De acordo com o pároco, a reunião também reforça o entendimento do sentido pastoral como prioridade na paróquia. “Muitas vezes, colocamos tempo e energia em projetos de construção e reforma, mas o que mantém as nossas comunidades vivas são as pastorais. São as pessoas que dão sentido à missão que buscamos priorizar”, detalha.
Ainda que o ano esteja apenas começando, para o calendário da Igreja as celebrações no primeiro semestre são intensas. “No dia 18 de fevereiro inicia o tempo da Quaresma e nós precisamos nos organizar. Cada comunidade, pastoral e movimento é convidado a fazer sua parte neste grande conjunto que forma a Paróquia São Luís Gonzaga”, afirma.
Inspiração para o serviço
Durante a assembleia, o vigário paroquial, padre Robson Rocha da Silva, conduziu a oração e um momento de reflexão sobre o serviço inspirado no Sagrado Coração de Jesus. “A pessoa batizada se torna filha de Deus e participa da vida divina, pois a graça batismal, vivida no Espírito Santo, fará frutificar todas as graças. Devemos ter consciência de que tudo é recebido de Deus, mesmo que muitos acreditem no mérito próprio. Como nos lembra São Tomás de Aquino: a soberba é o princípio de todos os pecados”, ensinou.

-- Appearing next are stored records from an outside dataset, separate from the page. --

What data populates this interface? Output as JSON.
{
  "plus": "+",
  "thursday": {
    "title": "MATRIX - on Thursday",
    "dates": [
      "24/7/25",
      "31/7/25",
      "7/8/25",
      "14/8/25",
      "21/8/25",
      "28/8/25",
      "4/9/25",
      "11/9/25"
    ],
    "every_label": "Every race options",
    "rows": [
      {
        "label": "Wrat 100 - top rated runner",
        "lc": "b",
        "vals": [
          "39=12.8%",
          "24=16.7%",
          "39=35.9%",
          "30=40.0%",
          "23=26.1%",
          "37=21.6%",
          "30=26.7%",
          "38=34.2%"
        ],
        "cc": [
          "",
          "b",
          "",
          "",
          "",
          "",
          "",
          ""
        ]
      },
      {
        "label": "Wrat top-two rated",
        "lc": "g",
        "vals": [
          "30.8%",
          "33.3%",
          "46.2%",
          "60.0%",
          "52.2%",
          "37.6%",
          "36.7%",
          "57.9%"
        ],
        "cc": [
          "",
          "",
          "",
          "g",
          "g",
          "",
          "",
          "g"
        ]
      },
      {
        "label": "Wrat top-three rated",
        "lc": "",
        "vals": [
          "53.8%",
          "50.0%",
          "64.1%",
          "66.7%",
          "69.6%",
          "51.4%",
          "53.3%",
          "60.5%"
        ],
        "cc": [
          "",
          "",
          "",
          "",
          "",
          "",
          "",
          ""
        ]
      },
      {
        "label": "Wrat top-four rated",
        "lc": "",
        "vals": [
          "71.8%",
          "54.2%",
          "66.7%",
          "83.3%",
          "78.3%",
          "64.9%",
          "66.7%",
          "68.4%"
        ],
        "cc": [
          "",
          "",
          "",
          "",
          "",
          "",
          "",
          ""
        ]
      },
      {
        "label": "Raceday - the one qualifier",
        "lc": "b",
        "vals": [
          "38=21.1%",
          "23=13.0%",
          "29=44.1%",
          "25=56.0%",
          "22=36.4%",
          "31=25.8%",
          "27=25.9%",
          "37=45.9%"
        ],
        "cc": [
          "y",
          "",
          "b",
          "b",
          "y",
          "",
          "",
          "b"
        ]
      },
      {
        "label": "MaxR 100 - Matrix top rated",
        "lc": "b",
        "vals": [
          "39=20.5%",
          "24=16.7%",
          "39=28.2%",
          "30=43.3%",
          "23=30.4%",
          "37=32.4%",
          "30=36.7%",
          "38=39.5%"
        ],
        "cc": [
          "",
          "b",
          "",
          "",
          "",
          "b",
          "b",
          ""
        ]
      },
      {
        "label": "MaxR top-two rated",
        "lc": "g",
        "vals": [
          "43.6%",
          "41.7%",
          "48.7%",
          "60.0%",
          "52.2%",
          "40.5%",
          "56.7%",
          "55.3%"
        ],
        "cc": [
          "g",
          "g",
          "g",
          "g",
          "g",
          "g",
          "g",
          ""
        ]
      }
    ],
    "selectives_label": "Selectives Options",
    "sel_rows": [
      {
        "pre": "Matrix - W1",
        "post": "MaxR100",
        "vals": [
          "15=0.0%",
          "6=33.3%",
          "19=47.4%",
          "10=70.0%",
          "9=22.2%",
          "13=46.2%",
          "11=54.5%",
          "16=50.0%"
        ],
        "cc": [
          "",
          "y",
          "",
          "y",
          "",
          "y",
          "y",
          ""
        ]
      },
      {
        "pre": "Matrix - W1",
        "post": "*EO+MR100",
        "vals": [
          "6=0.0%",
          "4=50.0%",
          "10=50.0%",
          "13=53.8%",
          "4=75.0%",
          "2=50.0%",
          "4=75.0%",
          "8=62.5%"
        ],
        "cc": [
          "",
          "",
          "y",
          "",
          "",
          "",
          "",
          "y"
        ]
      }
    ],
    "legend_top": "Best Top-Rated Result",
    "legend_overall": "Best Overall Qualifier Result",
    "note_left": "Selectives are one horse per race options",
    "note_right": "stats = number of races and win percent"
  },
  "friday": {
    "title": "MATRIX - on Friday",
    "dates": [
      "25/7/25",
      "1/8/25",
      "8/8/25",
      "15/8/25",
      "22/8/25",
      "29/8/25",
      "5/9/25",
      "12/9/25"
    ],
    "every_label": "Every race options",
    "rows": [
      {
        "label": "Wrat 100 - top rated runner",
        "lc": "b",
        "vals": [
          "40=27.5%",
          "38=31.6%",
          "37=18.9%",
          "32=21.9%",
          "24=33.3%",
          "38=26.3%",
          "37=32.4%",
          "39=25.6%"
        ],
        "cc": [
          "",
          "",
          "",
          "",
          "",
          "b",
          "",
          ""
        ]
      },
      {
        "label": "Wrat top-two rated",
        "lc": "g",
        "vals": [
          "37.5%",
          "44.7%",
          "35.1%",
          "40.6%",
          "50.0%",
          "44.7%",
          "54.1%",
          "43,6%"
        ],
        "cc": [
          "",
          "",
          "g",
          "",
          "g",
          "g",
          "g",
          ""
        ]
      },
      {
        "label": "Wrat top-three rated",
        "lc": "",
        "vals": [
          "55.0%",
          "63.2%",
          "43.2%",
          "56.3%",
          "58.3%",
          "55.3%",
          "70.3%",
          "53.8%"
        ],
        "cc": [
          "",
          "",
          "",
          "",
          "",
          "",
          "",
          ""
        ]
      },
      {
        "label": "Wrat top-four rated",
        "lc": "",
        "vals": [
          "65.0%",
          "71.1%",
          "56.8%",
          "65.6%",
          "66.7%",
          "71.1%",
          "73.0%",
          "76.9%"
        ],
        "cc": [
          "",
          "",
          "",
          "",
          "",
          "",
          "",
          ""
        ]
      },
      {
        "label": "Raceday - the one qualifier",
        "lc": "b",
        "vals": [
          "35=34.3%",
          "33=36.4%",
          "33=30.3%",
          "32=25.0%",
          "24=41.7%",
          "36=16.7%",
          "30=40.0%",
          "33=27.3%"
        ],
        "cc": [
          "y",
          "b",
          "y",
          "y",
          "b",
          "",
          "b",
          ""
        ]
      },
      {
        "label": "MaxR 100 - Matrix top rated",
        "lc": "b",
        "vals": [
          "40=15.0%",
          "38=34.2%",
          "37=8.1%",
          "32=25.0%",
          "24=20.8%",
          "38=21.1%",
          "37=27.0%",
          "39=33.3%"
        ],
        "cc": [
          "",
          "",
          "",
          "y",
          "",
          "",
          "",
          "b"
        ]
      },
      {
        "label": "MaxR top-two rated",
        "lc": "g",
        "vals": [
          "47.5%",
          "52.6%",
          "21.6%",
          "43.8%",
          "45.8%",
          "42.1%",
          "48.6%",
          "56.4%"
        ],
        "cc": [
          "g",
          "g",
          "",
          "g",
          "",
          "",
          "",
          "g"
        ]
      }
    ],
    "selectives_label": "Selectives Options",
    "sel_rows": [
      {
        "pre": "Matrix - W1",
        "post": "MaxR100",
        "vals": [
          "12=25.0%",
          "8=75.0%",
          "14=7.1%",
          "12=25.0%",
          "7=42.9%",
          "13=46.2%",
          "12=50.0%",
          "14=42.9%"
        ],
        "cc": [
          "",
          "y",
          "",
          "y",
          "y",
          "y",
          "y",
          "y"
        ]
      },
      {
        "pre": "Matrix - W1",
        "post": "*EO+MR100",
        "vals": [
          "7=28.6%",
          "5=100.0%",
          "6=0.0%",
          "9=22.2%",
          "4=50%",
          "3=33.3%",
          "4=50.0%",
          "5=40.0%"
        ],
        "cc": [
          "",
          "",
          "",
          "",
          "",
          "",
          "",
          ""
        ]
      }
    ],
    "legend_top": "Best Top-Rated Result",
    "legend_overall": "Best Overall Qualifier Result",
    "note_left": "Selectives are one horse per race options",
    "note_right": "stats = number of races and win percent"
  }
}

Padre Robson disse que o soberbo perde o sentido da verdade e da humildade. É alguém centraliza tudo, mente, dissimula e impõe sua opinião com teimosia. E, para fugir da soberba, o sacerdote recomendou reconhecer as próprias fraquezas e limitações, compreendendo que a graça vem de Deus e, sem isso, não se pode nada.
“O caminho da conversão e da humildade cristã católica tem o seu perfeito modelo em Jesus, que se fez servo, pobre e obediente até a morte. Quem serve, aprendeu a amar como Cristo”, revelou.
Para as novas lideranças, o vigário enalteceu a importância da oração. “Quem reza não se cansa. E toda liderança cristã nasce do encontro com Jesus e se expressa no serviço com humildade”.